I am very excited about what we have developed at the
John D. O’Bryant School of Math & Science. For the second year, we have
offered an elective to our seniors in the "Age of Budget Costs".
This year the course: “We and They: Globalization & the Human
Condition Via Critical Dialogue and Service Learning” has been expanded into
two sections of 31 students each. My students and I are critically
thinking about the problems that people face abroad and at home and to break
down the myths created by the “fictitious lines” (borders) that have shaped an
economic globalized world where its peoples remain separated and divided.

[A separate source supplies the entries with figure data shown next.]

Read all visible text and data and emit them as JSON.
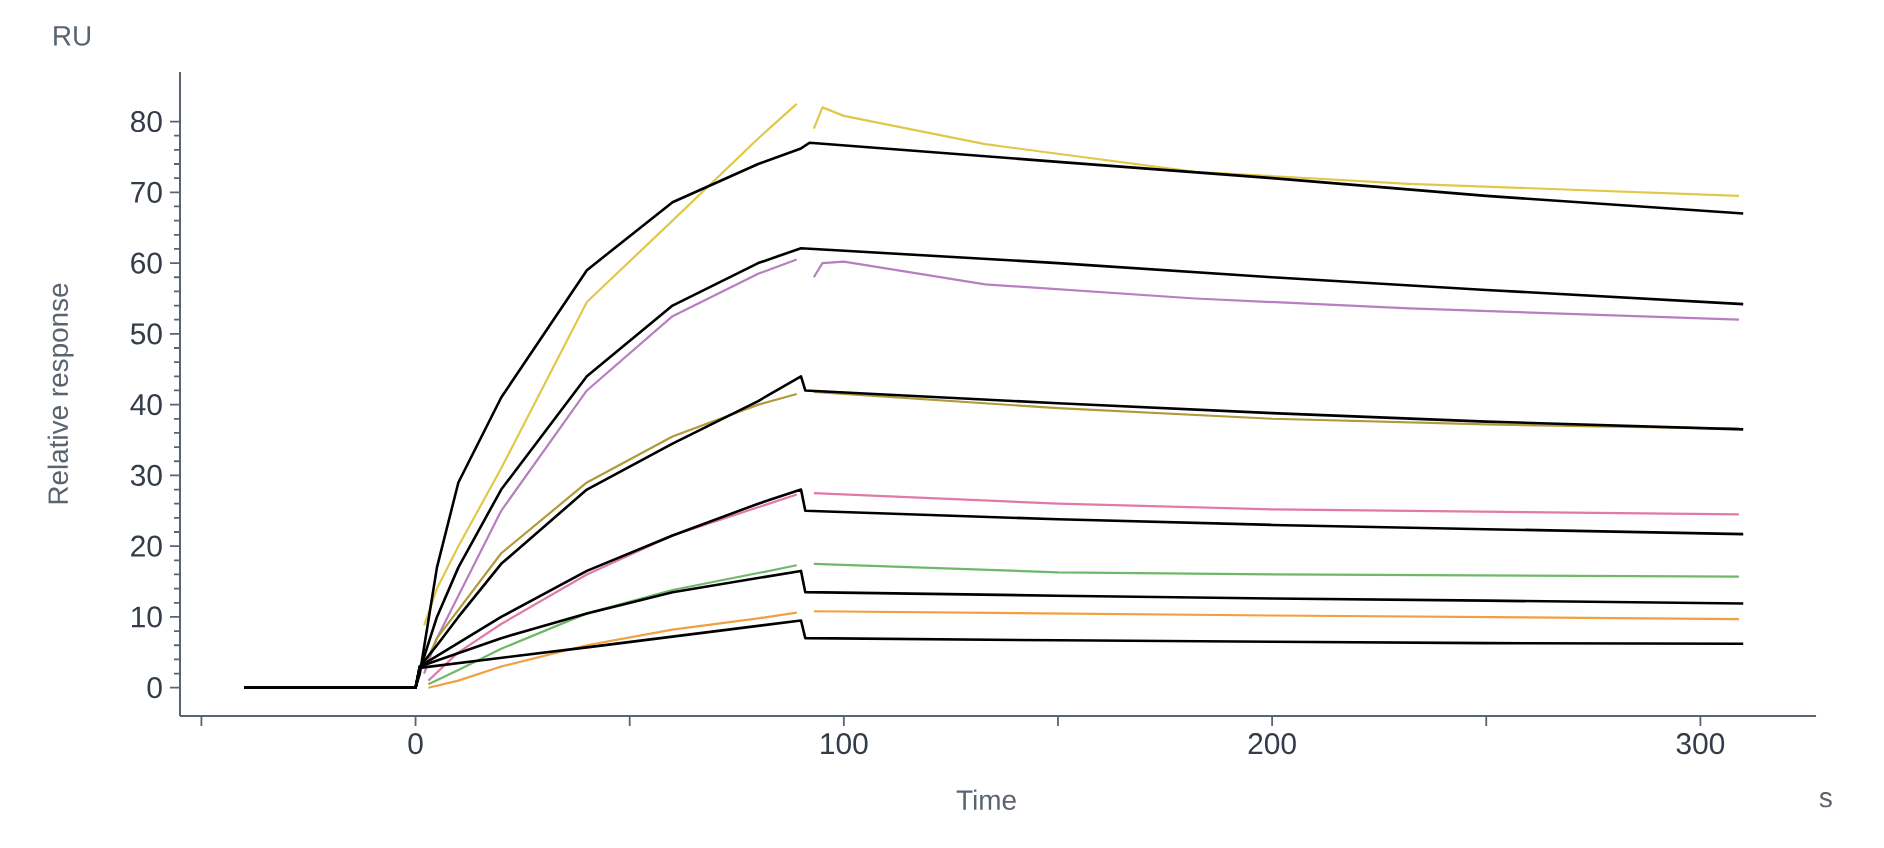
{
  "chart_data": {
    "type": "line",
    "xlabel": "Time",
    "ylabel": "Relative response",
    "annotations": [
      "RU",
      "s"
    ],
    "xlim": [
      -55,
      327
    ],
    "ylim": [
      -4,
      87
    ],
    "xticks": [
      {
        "value": -50,
        "label": null
      },
      0,
      {
        "value": 50,
        "label": null
      },
      100,
      {
        "value": 150,
        "label": null
      },
      200,
      {
        "value": 250,
        "label": null
      },
      300
    ],
    "yticks": [
      0,
      10,
      20,
      30,
      40,
      50,
      60,
      70,
      80
    ],
    "marker": "none",
    "line_style": "solid",
    "series": [
      {
        "color": "#e0c84a",
        "x": [
          2,
          5,
          10,
          20,
          40,
          60,
          80,
          89,
          91,
          93,
          95,
          100,
          133,
          182,
          232,
          309
        ],
        "values": [
          8.8,
          14,
          20,
          31,
          54.5,
          66,
          77.6,
          82.5,
          null,
          79,
          82,
          80.8,
          76.8,
          72.9,
          71.2,
          69.5
        ]
      },
      {
        "color": "#b77fc0",
        "x": [
          2,
          5,
          10,
          20,
          40,
          60,
          80,
          89,
          91,
          93,
          95,
          100,
          133,
          182,
          232,
          309
        ],
        "values": [
          2,
          7,
          13,
          25,
          42,
          52.5,
          58.5,
          60.5,
          null,
          58,
          60,
          60.2,
          57,
          55,
          53.6,
          52
        ]
      },
      {
        "color": "#b09a3c",
        "x": [
          2,
          5,
          10,
          20,
          40,
          60,
          80,
          89,
          91,
          93,
          150,
          200,
          250,
          309
        ],
        "values": [
          3,
          7,
          11,
          19,
          29,
          35.5,
          40,
          41.5,
          null,
          41.8,
          39.5,
          38,
          37.2,
          36.6
        ]
      },
      {
        "color": "#e07aa8",
        "x": [
          3,
          10,
          20,
          40,
          60,
          80,
          89,
          91,
          93,
          150,
          200,
          309
        ],
        "values": [
          1,
          5,
          9,
          16,
          21.5,
          25.5,
          27.3,
          null,
          27.5,
          26,
          25.2,
          24.5
        ]
      },
      {
        "color": "#6fb86a",
        "x": [
          3,
          10,
          20,
          40,
          60,
          80,
          89,
          91,
          93,
          150,
          200,
          309
        ],
        "values": [
          0.5,
          2.5,
          5.5,
          10.5,
          13.8,
          16.2,
          17.3,
          null,
          17.5,
          16.3,
          16,
          15.7
        ]
      },
      {
        "color": "#f0a040",
        "x": [
          3,
          10,
          20,
          40,
          60,
          80,
          89,
          91,
          93,
          200,
          309
        ],
        "values": [
          0,
          1,
          3,
          6,
          8.2,
          9.8,
          10.6,
          null,
          10.8,
          10.2,
          9.7
        ]
      },
      {
        "color": "#000000",
        "x": [
          -40,
          0,
          1,
          5,
          10,
          20,
          40,
          60,
          80,
          90,
          92,
          150,
          200,
          250,
          310
        ],
        "values": [
          0,
          0,
          2,
          17,
          29,
          41,
          59,
          68.6,
          74,
          76.2,
          77,
          74.3,
          72,
          69.5,
          67
        ]
      },
      {
        "color": "#000000",
        "x": [
          -40,
          0,
          1,
          5,
          10,
          20,
          40,
          60,
          80,
          90,
          150,
          200,
          250,
          310
        ],
        "values": [
          0,
          0,
          2.5,
          10,
          17,
          28,
          44,
          54,
          60,
          62.1,
          60,
          58,
          56.2,
          54.2
        ]
      },
      {
        "color": "#000000",
        "x": [
          -40,
          0,
          1,
          5,
          10,
          20,
          40,
          60,
          80,
          90,
          91,
          150,
          200,
          250,
          310
        ],
        "values": [
          0,
          0,
          3,
          6,
          10,
          17.5,
          28,
          34.5,
          40.5,
          44,
          42,
          40.2,
          38.8,
          37.6,
          36.5
        ]
      },
      {
        "color": "#000000",
        "x": [
          -40,
          0,
          1,
          20,
          40,
          60,
          80,
          90,
          91,
          150,
          200,
          250,
          310
        ],
        "values": [
          0,
          0,
          3,
          10,
          16.5,
          21.5,
          26,
          28,
          25,
          23.8,
          23,
          22.4,
          21.7
        ]
      },
      {
        "color": "#000000",
        "x": [
          -40,
          0,
          1,
          20,
          40,
          60,
          80,
          90,
          91,
          150,
          200,
          250,
          310
        ],
        "values": [
          0,
          0,
          3,
          7,
          10.5,
          13.5,
          15.5,
          16.5,
          13.5,
          13,
          12.6,
          12.3,
          11.9
        ]
      },
      {
        "color": "#000000",
        "x": [
          -40,
          0,
          1,
          40,
          90,
          91,
          150,
          200,
          250,
          310
        ],
        "values": [
          0,
          0,
          2.8,
          5.7,
          9.5,
          7,
          6.7,
          6.5,
          6.3,
          6.2
        ]
      }
    ]
  }
}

Moreover, this division leads to the concept of “we” vs. “them” and isolation,
indifference, conflict and war. The students are also looking at how this
division happens within our own borders and create regionalism, racism and a
“we” vs. “them” attitude within our own country, state (Massachusetts) and city
(Boston). The following are some of the topics and materials that we discuss
in this course that will guide the students into a global “conflict resolution”
conversation:
· De facto vs. de jure segregation: Mike
Brown, Eric Garner & Jim Crow (Past & Present): Michelle
Alexander's The New Jim Crow: Mass Incarceration in the Age of
Colorblindness.
· Genocide: Blinded Activism vs. Efficient Diplomacy: Rwanda, Darfur
and how to prevent future genocides: Don Cheadle's Not on Our Watch &
Hotel Rwanda.
· Globalized Values & Morals: Tradition vs. Progress: Changing Roles
of Women & the “Emergence” of Gay Marriage & the American & Russian
Responses: Haifaa Al Mansour's Wadja (Documentary) and Historian
Klaus Muller's Paragraph 175 (Documentary).
· I-Toys
& Globalization: Pros & Cons of Globalization & Multinational
Factories: What dictates morals: supply or demand?

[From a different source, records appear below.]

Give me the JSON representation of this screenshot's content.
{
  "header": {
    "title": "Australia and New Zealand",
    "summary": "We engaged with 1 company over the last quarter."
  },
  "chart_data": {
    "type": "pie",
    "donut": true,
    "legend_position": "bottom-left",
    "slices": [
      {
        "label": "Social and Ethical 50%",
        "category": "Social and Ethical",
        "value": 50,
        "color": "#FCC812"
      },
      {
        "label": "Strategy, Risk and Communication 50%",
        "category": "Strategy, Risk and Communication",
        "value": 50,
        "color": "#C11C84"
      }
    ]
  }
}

· Power & the Psychology of Oppression: Oppressed and
Oppressors: Paulo Freire's Pedagogy of the Oppressed
· Race, Social Class & Ethnicity: Child
of the Dark: The Diary of Carolina Maria de Jesus (Brazil) & Black in Latin
America Haiti & the Dominican Republic: An Island Divided (Documentary,
PBS; Dr. Henry Lewis Gates Jr.).
· Terrorism & Counter Terrorism: The Ethics and the Economy of War
& Zinn’s Cycle of Stupidity: Hiroshima, Nagasaki, 9-11, War on Terror &
Drones: Howard Zinn’s The Bomb, Unmanned: America's Drone War
(Documentary, Brave New Films) & Oliver Stone's The Untold History of
the United States (Documentary, Showtime).
· Welfare Reform & the War on Poverty: Barbara Ehrenreich's Nickel
and Dimed: On Getting By in America & Robert Reich's Inequality for
All (Documentary).
Every year the course will conclude (April Vacation or June)

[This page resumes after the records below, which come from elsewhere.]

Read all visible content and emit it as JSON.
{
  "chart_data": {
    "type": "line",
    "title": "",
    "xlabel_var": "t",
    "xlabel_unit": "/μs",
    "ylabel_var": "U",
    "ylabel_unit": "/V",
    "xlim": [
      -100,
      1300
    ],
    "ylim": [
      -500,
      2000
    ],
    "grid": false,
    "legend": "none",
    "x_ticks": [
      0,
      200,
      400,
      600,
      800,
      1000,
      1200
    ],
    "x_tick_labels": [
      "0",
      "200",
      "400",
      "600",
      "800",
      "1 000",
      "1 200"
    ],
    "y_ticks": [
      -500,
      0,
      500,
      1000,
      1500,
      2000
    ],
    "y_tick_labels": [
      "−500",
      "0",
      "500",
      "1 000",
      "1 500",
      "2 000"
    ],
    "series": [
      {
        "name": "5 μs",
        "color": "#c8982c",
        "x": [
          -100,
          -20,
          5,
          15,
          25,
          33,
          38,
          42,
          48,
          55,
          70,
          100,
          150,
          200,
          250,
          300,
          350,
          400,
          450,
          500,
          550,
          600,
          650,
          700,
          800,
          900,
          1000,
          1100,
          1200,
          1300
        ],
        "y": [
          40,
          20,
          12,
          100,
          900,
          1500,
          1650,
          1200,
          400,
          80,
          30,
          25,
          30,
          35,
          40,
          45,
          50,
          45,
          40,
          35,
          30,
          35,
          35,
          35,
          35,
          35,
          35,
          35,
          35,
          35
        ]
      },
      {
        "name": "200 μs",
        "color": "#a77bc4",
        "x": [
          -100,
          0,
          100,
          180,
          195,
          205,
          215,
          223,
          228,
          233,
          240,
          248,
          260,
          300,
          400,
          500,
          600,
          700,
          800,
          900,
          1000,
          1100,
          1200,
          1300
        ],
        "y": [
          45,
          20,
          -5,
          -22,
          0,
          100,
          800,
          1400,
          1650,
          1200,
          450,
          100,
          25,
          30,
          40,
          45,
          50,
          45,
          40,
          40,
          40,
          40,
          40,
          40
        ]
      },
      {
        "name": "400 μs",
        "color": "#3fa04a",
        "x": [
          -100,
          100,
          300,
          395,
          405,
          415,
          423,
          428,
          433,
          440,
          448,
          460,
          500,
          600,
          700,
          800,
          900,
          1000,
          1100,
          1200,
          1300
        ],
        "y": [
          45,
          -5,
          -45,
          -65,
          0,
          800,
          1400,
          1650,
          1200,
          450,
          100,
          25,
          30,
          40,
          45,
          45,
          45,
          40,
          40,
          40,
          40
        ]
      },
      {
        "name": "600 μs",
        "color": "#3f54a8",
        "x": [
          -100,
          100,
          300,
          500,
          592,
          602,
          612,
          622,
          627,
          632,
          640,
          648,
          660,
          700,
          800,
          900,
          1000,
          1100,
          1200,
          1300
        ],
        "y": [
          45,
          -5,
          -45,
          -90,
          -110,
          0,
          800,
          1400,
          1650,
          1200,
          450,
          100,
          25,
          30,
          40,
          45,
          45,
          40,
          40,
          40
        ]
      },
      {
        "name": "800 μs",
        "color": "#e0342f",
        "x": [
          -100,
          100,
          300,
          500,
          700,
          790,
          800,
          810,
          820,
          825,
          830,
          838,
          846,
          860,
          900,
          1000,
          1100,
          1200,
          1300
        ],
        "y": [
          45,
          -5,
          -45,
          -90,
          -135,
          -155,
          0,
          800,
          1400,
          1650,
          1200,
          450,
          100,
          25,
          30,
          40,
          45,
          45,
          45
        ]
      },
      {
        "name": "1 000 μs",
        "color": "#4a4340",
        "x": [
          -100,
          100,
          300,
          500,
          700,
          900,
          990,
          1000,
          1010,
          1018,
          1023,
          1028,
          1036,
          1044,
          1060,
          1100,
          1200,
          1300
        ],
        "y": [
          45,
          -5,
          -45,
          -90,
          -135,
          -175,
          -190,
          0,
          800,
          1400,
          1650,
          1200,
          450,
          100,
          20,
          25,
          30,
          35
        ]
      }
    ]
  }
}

with a service learning trip, so students can put into practice a new form of
activism that uses education to re-imagine and reshape our world. The
trip will involve working with the local community and where possible to build
or renovate homes or a community center with the local Habitat for Humanity.
The course also calls for local (within Boston) service learning, before and
after the international or national service learning trip.
The course also focus on teaching students how to fundraise,
so all students regardless of socio-economic status can attend (students going
to Santo Domingo will only pay $100 to $500 as off pocket expenses).